There’s always lots of things happening in markets – new securities are issued or redeemed, new funds set up, fund mergers announced, distributions move up or down, prices shift – that it can be easy to lose track of the big picture. It’s easy to be pushed around by the market itself, allowing the tail of the market to wag the dog of the overall investment strategy, so to speak. Re-focusing on what the investment strategy actually is helps to keep things on an even keel.
An important question to always keep in mind is “what am I trying to achieve?”. Sometimes the answer is not always obvious. For example, if you listen to Howard Marks he will be laser-focused on “superior returns” by which he means outperformance (of the average manager, presumably, in his space which is credit). That makes a lot of sense – for Howard Marks. As co-Chairman of an asset management firm, his job is to be better than other asset managers. That allows him to attract more money to the firm and drive the firm’s returns. There is nothing sinister or cynical about this and I love Marks’ broader investment approach of “you can’t predict, but you can prepare” but what he does for a living is central to his approach to markets.
Most income investors don’t run asset management firms and so don’t necessarily share outperformance of an average manager as their primary investment goal. And in any case retail investors tend to hold assets across a wide range – much wider than an average manager or firm that would tend to specialize in particular sectors anyway.
So, what other types of investment goals are there? For income investors there are a few.
There are risk-focused investors who focus on principal preservation and achieving strong risk-adjusted returns. Often, these investors either have a large capital base which means they don’t need to generate high yields on their capital or they also hold a separate equities portfolio which takes care of the growth / high return part of the equation. This allows them to maintain a reserve which can be used to rotate in and out of equities depending on valuations. These investors are not going to use CEFs for their income given their much higher volatilities (due to leverage and the additional discount volatility) and stick to open-end funds. In individual senior securities they might look at high-quality illiquids (Ameren, Conn. Light & Power etc) or CEF Preferreds like OPP-A, GLU-A that don’t get pummeled as much due to lack of passive fund sponsorship.

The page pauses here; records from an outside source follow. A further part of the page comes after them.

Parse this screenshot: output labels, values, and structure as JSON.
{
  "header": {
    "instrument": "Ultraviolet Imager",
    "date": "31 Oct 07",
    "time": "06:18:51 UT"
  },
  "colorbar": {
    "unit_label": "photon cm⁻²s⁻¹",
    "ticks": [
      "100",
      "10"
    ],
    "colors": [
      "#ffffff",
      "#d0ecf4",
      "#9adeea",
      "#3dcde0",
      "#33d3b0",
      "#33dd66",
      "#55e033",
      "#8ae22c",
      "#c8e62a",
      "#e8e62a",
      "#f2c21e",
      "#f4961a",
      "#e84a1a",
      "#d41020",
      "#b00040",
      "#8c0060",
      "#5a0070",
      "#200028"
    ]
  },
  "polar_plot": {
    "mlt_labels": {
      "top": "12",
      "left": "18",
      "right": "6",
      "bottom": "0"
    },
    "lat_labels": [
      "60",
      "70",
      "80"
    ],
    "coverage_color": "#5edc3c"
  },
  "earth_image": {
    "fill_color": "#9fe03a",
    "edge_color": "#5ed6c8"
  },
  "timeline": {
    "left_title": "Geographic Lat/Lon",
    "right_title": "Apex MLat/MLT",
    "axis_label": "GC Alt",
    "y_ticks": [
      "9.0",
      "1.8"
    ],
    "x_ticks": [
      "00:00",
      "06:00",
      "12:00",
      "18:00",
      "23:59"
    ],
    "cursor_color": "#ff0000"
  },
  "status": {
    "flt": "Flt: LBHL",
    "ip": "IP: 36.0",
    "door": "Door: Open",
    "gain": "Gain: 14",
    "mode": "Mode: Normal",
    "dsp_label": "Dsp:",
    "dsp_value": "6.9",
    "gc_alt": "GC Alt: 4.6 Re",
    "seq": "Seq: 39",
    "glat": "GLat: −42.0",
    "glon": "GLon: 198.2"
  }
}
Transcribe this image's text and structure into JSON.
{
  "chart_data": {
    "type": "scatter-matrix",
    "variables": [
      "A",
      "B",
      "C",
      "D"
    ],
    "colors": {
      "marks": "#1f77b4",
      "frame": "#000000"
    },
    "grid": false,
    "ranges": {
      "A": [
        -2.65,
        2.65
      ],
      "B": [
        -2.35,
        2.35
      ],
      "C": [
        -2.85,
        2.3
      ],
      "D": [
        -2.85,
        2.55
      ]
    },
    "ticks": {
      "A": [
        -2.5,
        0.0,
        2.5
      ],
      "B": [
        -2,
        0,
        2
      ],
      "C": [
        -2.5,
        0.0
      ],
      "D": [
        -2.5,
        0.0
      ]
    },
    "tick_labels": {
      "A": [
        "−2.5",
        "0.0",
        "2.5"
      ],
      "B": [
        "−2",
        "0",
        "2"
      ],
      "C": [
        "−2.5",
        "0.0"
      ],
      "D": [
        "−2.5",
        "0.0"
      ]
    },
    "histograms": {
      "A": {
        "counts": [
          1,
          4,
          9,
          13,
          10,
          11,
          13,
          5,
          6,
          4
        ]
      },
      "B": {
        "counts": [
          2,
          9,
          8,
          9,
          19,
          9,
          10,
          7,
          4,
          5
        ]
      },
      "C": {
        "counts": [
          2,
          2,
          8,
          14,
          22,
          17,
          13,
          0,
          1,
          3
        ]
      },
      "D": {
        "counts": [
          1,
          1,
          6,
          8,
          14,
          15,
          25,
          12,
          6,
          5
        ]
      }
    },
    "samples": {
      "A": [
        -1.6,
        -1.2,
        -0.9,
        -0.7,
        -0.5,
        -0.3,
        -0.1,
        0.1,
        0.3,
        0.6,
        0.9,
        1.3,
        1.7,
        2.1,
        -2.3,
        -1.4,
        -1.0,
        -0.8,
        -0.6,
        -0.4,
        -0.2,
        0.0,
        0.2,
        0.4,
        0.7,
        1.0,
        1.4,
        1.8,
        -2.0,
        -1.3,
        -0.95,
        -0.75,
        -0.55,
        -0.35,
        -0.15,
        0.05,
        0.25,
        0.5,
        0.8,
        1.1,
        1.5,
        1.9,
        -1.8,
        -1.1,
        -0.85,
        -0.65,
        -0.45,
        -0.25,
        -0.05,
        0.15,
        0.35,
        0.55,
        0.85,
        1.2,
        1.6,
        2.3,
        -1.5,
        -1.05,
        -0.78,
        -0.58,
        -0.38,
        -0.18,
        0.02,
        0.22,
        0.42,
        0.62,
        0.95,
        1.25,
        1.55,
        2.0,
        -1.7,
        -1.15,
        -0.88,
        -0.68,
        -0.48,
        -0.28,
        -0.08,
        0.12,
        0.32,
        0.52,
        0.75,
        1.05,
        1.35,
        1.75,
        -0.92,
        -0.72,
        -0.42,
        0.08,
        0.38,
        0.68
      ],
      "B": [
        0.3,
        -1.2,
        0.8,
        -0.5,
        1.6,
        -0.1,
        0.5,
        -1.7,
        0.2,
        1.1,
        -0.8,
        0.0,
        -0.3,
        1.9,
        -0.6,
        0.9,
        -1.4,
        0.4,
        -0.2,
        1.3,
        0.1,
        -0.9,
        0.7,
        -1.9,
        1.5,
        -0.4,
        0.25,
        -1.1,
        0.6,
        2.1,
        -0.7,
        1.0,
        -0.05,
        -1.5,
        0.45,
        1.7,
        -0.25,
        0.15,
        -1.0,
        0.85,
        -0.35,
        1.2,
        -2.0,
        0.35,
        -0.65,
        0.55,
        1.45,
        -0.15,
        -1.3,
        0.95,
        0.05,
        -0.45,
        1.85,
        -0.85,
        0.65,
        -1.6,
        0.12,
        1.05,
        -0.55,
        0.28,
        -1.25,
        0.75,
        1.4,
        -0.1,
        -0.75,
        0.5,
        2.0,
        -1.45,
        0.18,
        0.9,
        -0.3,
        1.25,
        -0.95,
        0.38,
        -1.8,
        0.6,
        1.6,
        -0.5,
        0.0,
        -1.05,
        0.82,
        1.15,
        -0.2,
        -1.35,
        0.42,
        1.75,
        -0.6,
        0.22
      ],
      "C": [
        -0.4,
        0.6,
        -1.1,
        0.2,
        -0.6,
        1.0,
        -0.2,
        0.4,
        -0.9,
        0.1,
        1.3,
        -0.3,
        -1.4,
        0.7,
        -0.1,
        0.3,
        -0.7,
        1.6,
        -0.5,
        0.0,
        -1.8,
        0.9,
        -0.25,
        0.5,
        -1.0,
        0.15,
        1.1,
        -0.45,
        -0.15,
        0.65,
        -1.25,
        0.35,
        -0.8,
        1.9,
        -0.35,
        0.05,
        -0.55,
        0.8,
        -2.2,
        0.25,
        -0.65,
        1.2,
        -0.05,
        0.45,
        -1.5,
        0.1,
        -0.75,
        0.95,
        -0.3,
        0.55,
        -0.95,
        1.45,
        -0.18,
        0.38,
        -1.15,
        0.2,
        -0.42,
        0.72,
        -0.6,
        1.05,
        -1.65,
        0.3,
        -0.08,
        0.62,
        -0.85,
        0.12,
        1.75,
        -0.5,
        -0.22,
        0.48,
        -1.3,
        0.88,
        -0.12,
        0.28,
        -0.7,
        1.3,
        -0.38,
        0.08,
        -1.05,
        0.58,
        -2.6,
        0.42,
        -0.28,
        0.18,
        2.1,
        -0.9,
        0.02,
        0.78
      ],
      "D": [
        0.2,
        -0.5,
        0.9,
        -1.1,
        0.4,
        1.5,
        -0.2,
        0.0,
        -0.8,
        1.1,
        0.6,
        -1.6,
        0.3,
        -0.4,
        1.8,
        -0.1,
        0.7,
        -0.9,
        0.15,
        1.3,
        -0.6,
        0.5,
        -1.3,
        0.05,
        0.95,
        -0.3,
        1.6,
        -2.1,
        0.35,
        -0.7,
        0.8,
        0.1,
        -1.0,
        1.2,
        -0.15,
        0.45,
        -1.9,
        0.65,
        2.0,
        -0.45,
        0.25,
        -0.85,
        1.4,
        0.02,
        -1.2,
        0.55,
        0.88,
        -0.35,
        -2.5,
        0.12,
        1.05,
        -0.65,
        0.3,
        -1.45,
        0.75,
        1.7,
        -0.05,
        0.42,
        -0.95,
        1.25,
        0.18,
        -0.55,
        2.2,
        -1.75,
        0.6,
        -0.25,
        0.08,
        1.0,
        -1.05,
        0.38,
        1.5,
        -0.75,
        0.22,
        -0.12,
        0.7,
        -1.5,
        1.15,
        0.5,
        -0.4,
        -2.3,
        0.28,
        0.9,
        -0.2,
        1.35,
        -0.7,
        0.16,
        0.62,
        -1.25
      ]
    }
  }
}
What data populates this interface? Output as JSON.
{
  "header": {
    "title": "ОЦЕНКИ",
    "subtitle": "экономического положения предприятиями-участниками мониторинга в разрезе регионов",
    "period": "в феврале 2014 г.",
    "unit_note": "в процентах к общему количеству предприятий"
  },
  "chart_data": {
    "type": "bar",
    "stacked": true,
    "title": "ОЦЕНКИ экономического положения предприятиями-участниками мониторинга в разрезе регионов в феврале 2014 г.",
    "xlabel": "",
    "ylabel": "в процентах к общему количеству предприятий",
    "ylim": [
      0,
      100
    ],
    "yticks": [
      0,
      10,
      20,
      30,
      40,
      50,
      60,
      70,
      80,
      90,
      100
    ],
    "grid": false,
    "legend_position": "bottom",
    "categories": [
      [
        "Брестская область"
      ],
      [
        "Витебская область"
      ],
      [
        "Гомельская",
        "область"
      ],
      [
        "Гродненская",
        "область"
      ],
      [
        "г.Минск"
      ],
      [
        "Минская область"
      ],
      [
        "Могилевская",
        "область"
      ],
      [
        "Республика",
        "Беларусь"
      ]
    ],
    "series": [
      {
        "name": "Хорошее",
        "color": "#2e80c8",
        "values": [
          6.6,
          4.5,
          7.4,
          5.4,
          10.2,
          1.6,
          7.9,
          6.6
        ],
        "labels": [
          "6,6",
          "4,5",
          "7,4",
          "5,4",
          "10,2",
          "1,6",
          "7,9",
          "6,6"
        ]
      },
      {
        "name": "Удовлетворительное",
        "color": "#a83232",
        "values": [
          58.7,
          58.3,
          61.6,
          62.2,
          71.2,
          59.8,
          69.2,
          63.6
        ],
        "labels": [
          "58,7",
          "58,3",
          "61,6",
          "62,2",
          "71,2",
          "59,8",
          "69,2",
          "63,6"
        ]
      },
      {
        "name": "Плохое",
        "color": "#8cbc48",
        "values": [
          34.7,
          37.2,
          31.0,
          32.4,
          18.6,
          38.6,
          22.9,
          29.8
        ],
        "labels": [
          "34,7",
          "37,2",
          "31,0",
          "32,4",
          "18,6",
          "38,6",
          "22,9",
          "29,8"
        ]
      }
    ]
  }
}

There are also investors who aim to maximize the distributions they get on their holdings. These investors will tend to hold CEFs with double-digit or near double-digit distribution rates. I have discussed how it’s basically impossible for CEFs, outside of CLO Equity CEFs, to organically generate high single-digit portfolio yields in the current environment. Tilting to high distribution funds also means that investors will often hold CEFs with high premiums as the these funds tend to attract significant demand. One strategy here is to hold funds that have high distributions but also higher quality holdings like FAM, OPP or MIN. These funds don’t have a prayer of covering their distributions but neither do lower-quality funds if they distribute anywhere north of 7%. Some individual preferreds, particularly, in the non-agency focused space like CIM-D or NYMTN have yields north of 8% and continue to look ok.
There are other investors who wish to fix distribution levels, in order to generate a stable cashflow stream. Most CEFs are less attractive here due to their tendency to make distribution changes. CEFs with managed distribution policies are worth a look, particularly those with level policies, but nothing prevents funds from changing their policies. CEFs with managed distribution policies are marked in the CEF Tool (Sector View tab) plus there have been recent articles on the topic. Non-callable fixed-rate preferreds or long-duration preferreds discussed in the yield winter article might foot the bill here.
Other investors are absolute return / tactical. Here, CEF relative value (RV Ideas tab in CEF Tool) or flipping preferreds might work.
Value-focused investors will tend to rotate their holdings based on what the market gives them. This means moving from CEFs to open-end funds / preferreds and from lower-quality to higher-quality securities as valuations richen and vice-versa.
Obviously, this taxonomy is artificial and many investors move through these types over an investment cycle and many others share multiple types. However, it does serve a purpose in clarifying what it is we are all doing as the market ebbs and flows.